Reclaiming comprehensive public health
Loewenson R, Accoe K, Bajpai N, et al, Reclaiming comprehensive public health, BMJ Global Health 2020; 5:e003886.
Over the past 6 months, we have witnessed diversity in the spread and severity of the COVID-19 and in the nature and timing of responses to it in different countries and contexts. Acute emergencies often mobilise a short spurt of attention and resources. COVID-19 is, however, a protracted pandemic that spreads through and exacerbates socioeconomic inequalities and stresses health and democratic systems in a way that calls for sustained responses from local to global levels.
The ways that different governments have responded to COVID-19 highlight the long-standing tensions between different frameworks and approaches to public health. Broadly characterised, one approach views people as rights holders who should actively be engaged in proactive interventions that address the social determinants of health, in a way that is respectful of rights and of collective human security. In contrast, the second approach sees people as the objects of reactive technical, biomedical ‘command-and-control’ interventions, with biosecurity measures to protect populations against harmful pathogens rapidly implemented alongside authoritarian and militarised approaches when epidemics are seen to threaten socioeconomic and political interests and security.
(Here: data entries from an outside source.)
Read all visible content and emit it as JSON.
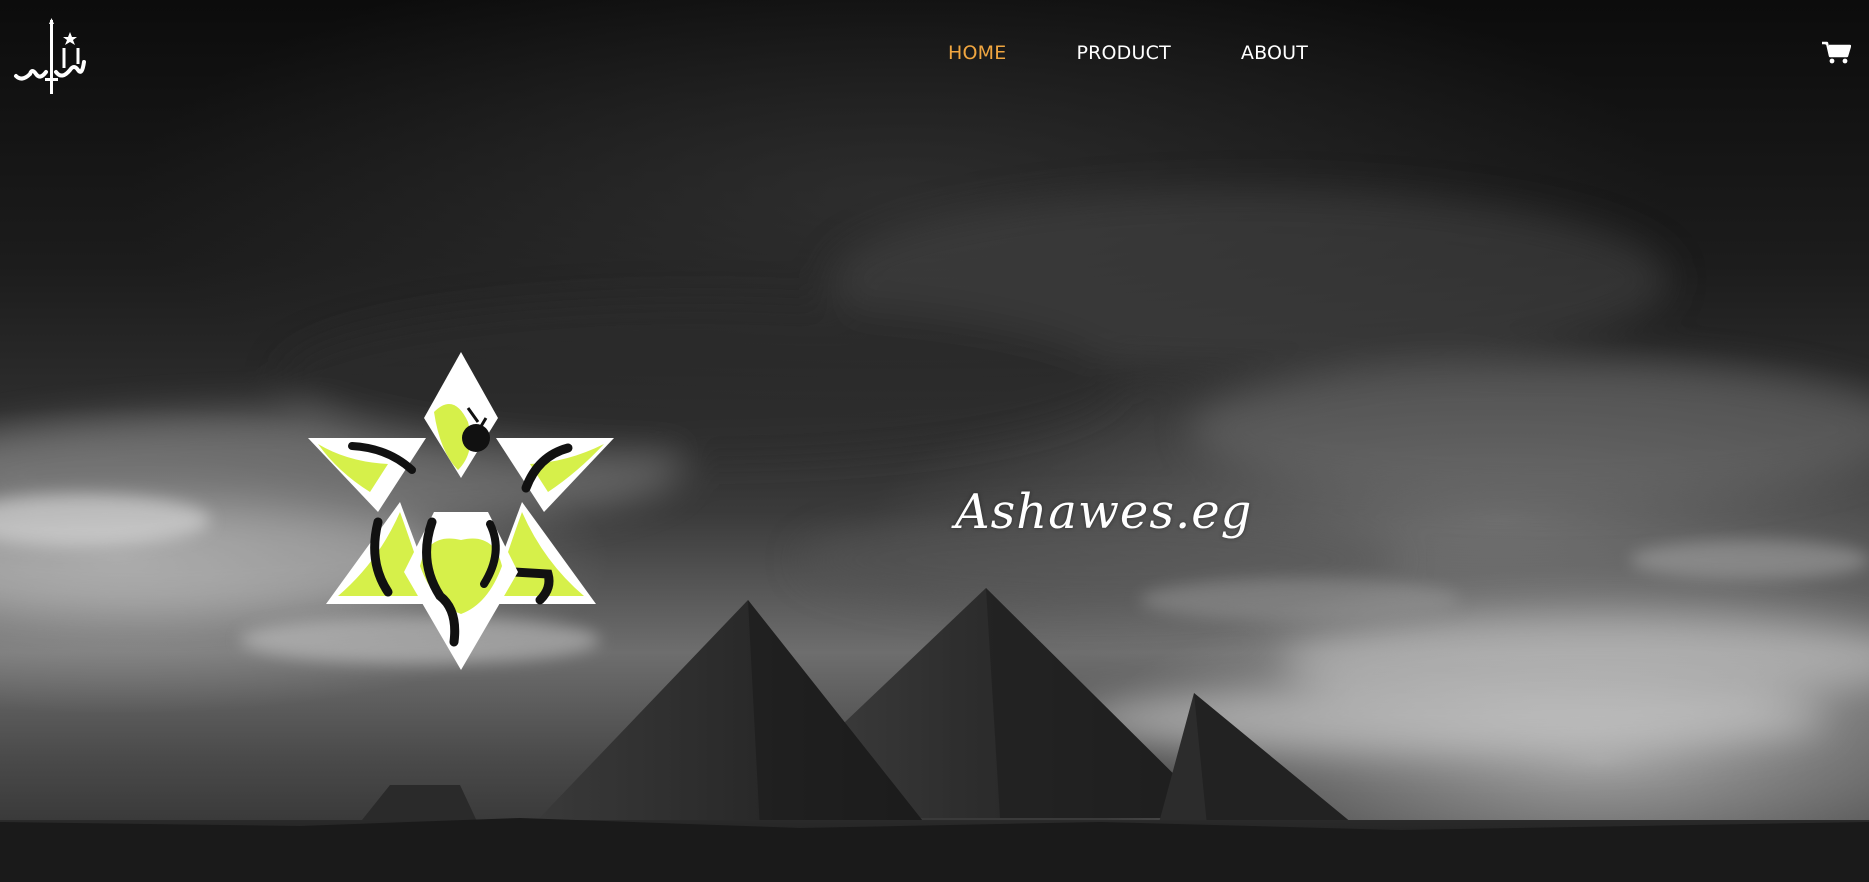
{
  "nav": {
    "items": [
      {
        "label": "HOME",
        "active": true
      },
      {
        "label": "PRODUCT",
        "active": false
      },
      {
        "label": "ABOUT",
        "active": false
      }
    ]
  },
  "icons": {
    "logo": "ashawes-arabic-logo",
    "cart": "cart-icon",
    "emblem": "star-emblem-logo"
  },
  "hero": {
    "title": "Ashawes.eg"
  },
  "colors": {
    "nav_active": "#f0a640",
    "nav_text": "#ffffff",
    "emblem_accent": "#d6f04a"
  }
}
Both approaches integrate knowledge and technology, but do so in different ways and to different ends. While these two frameworks have coexisted, contested and been applied, sometimes together, for over two centuries, COVID-19 has exacerbated the tension between them. This has longer term implications for how public health is understood and health challenges effectively addressed.
In this piece, the authors highlight deficiencies and harms of a dominant biosecurity, authoritarian framing of public health. They argue for a comprehensive, participatory, inclusive public health approach that integrates rights, social dimensions and diverse sources of knowledge, evidence and innovation and that maintains equity as a critical goal.